Спален тут только на первом этаже десятка полтора. Все более-менее одинаковые — кровать, одёжный шкаф, столик, кресло. Всё пыльное, но крепкое, бельё в шкафах не истлело, и никакой жучок его не пожрал. Кто-то тут за порядком присматривал — то ли Креон слуг засылал, то ли местные повинность отбывают. Я бы поставил на слуг — в населённых пунктах типа «кыштак» с клининговыми услугами обычно не очень.
Выделил ребёнку комнату, посветил фонариком, пока она разделась. В качестве нижнего белья Нагма использует надетую под платье футболку. Мужскую хлопчатобумажную футболку, которая ей до колен, и заменяет ночнушку. Футболка растянутая, застиранная до марли, потерявшая исходный цвет, но надпись Metallica и контур зубастой демонической хари ещё просматривается.
— Откуда у тебя это?
— Мама дала. Сказала, защитит от злых людей, — девочка погладила демона, который из-за размера футболки расположился у неё на животе.
— А у мамы откуда?
— Не знаю. Наколдовала, наверное.
— Тоже вариант, — не стал спорить я. — Спокойной ночи.

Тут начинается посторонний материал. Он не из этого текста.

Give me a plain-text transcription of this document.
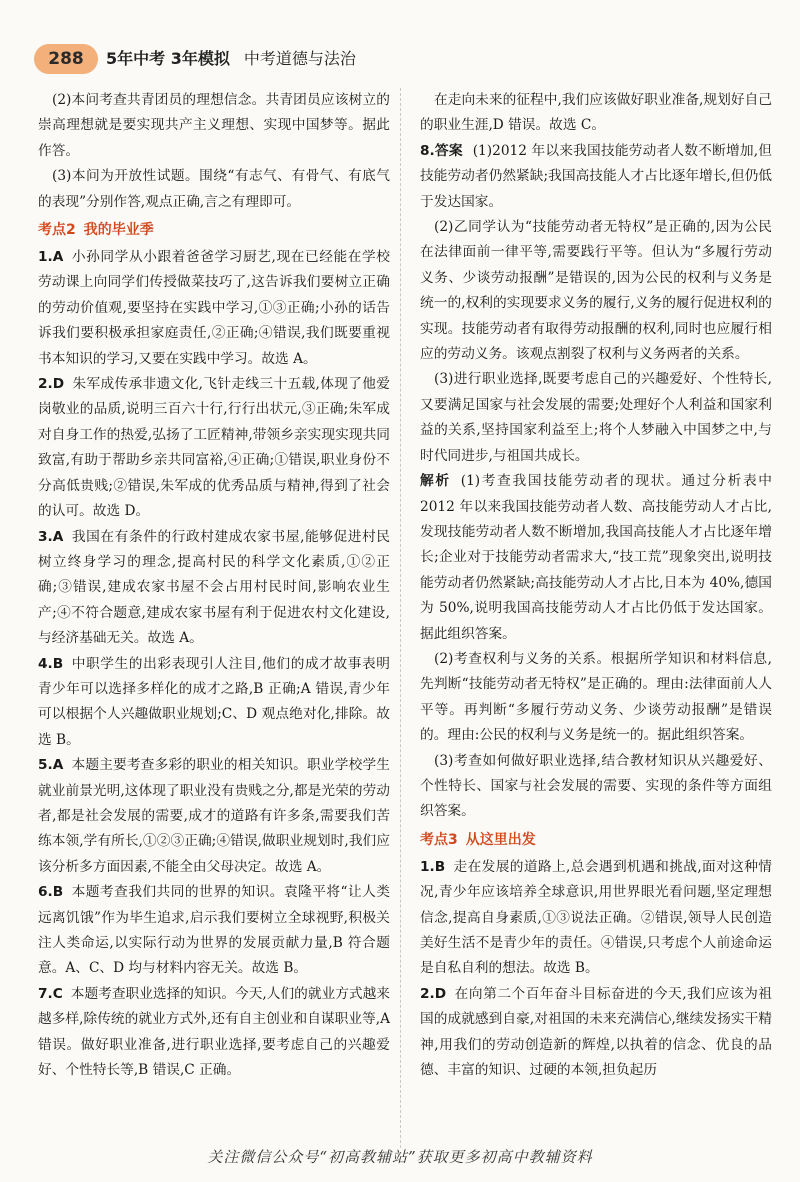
288	5年中考 3年模拟 中考道德与法治

(2)本问考查共青团员的理想信念。共青团员应该树立的崇高理想就是要实现共产主义理想、实现中国梦等。据此作答。

(3)本问为开放性试题。围绕“有志气、有骨气、有底气的表现”分别作答,观点正确,言之有理即可。

考点2 我的毕业季

1.A 小孙同学从小跟着爸爸学习厨艺,现在已经能在学校劳动课上向同学们传授做菜技巧了,这告诉我们要树立正确的劳动价值观,要坚持在实践中学习,①③正确;小孙的话告诉我们要积极承担家庭责任,②正确;④错误,我们既要重视书本知识的学习,又要在实践中学习。故选 A。

2.D 朱军成传承非遗文化,飞针走线三十五载,体现了他爱岗敬业的品质,说明三百六十行,行行出状元,③正确;朱军成对自身工作的热爱,弘扬了工匠精神,带领乡亲实现实现共同致富,有助于帮助乡亲共同富裕,④正确;①错误,职业身份不分高低贵贱;②错误,朱军成的优秀品质与精神,得到了社会的认可。故选 D。

3.A 我国在有条件的行政村建成农家书屋,能够促进村民树立终身学习的理念,提高村民的科学文化素质,①②正确;③错误,建成农家书屋不会占用村民时间,影响农业生产;④不符合题意,建成农家书屋有利于促进农村文化建设,与经济基础无关。故选 A。

4.B 中职学生的出彩表现引人注目,他们的成才故事表明青少年可以选择多样化的成才之路,B 正确;A 错误,青少年可以根据个人兴趣做职业规划;C、D 观点绝对化,排除。故选 B。

5.A 本题主要考查多彩的职业的相关知识。职业学校学生就业前景光明,这体现了职业没有贵贱之分,都是光荣的劳动者,都是社会发展的需要,成才的道路有许多条,需要我们苦练本领,学有所长,①②③正确;④错误,做职业规划时,我们应该分析多方面因素,不能全由父母决定。故选 A。

6.B 本题考查我们共同的世界的知识。袁隆平将“让人类远离饥饿”作为毕生追求,启示我们要树立全球视野,积极关注人类命运,以实际行动为世界的发展贡献力量,B 符合题意。A、C、D 均与材料内容无关。故选 B。

7.C 本题考查职业选择的知识。今天,人们的就业方式越来越多样,除传统的就业方式外,还有自主创业和自谋职业等,A 错误。做好职业准备,进行职业选择,要考虑自己的兴趣爱好、个性特长等,B 错误,C 正确。

在走向未来的征程中,我们应该做好职业准备,规划好自己的职业生涯,D 错误。故选 C。

8.答案 (1)2012 年以来我国技能劳动者人数不断增加,但技能劳动者仍然紧缺;我国高技能人才占比逐年增长,但仍低于发达国家。

(2)乙同学认为“技能劳动者无特权”是正确的,因为公民在法律面前一律平等,需要践行平等。但认为“多履行劳动义务、少谈劳动报酬”是错误的,因为公民的权利与义务是统一的,权利的实现要求义务的履行,义务的履行促进权利的实现。技能劳动者有取得劳动报酬的权利,同时也应履行相应的劳动义务。该观点割裂了权利与义务两者的关系。

(3)进行职业选择,既要考虑自己的兴趣爱好、个性特长,又要满足国家与社会发展的需要;处理好个人利益和国家利益的关系,坚持国家利益至上;将个人梦融入中国梦之中,与时代同进步,与祖国共成长。

解析 (1)考查我国技能劳动者的现状。通过分析表中 2012 年以来我国技能劳动者人数、高技能劳动人才占比,发现技能劳动者人数不断增加,我国高技能人才占比逐年增长;企业对于技能劳动者需求大,“技工荒”现象突出,说明技能劳动者仍然紧缺;高技能劳动人才占比,日本为 40%,德国为 50%,说明我国高技能劳动人才占比仍低于发达国家。据此组织答案。

(2)考查权利与义务的关系。根据所学知识和材料信息,先判断“技能劳动者无特权”是正确的。理由:法律面前人人平等。再判断“多履行劳动义务、少谈劳动报酬”是错误的。理由:公民的权利与义务是统一的。据此组织答案。

(3)考查如何做好职业选择,结合教材知识从兴趣爱好、个性特长、国家与社会发展的需要、实现的条件等方面组织答案。

考点3 从这里出发

1.B 走在发展的道路上,总会遇到机遇和挑战,面对这种情况,青少年应该培养全球意识,用世界眼光看问题,坚定理想信念,提高自身素质,①③说法正确。②错误,领导人民创造美好生活不是青少年的责任。④错误,只考虑个人前途命运是自私自利的想法。故选 B。

2.D 在向第二个百年奋斗目标奋进的今天,我们应该为祖国的成就感到自豪,对祖国的未来充满信心,继续发扬实干精神,用我们的劳动创造新的辉煌,以执着的信念、优良的品德、丰富的知识、过硬的本领,担负起历

关注微信公众号“初高教辅站”获取更多初高中教辅资料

— Спокойной ночи, старый человек.
— Можешь меня так не называть?
— Почему? Ты же старый. Старых все уважают, ведь они дожили до старости, а значит, хитрые, обманывают смерть.
— Я ещё не привык, что старый. Это случилось раньше, чем я ожидал, и мне как-то неловко. Зови по имени — Михаил, или просто Док.
— Спокойной ночи, Док.
Испытал странный порыв — поцеловать ребёнка. Детей же положено целовать на ночь? Уложил, одеяльце подоткнул, чмокнул в щёчку. У меня детей никогда не было, но какой-то архетипический паттерн работает.
Не стал. Мало ли какие тут обычаи? Одеяло подоткнул и ушёл.
Проведал пред сном Калидию. При свете второго фонарика у её постели сидят Алиана и мать. Выглядит моя пациентка получше, её состояние уже больше похоже на сон, чем на кому. И давление почти нормальное, и пульс, да и температура тоже. Ей бы ещё глюкозки зарядить, да нету.
— Ложись спать с ней, кровать широкая, — велел я матери. — Если что — сразу меня разбудишь, я в соседней комнате.
Та сразу улеглась — поверх одеяла и не раздеваясь.
— Ты тоже спать иди, — сказал я Альке. — Денёк тот ещё выдался.
— Да уж, — вздохнула она. — Не то слово. А как вы… ну… теперь?
— Да уж как-нибудь. Не знаю. Не думал пока об этом.
И не хочу думать. У старости есть одно преимущество — она обычно не очень продолжительна.
Думал, не засну — но вырубился сразу. Видимо, старческая бессонница до меня ещё не добралась, — или усталость пересилила.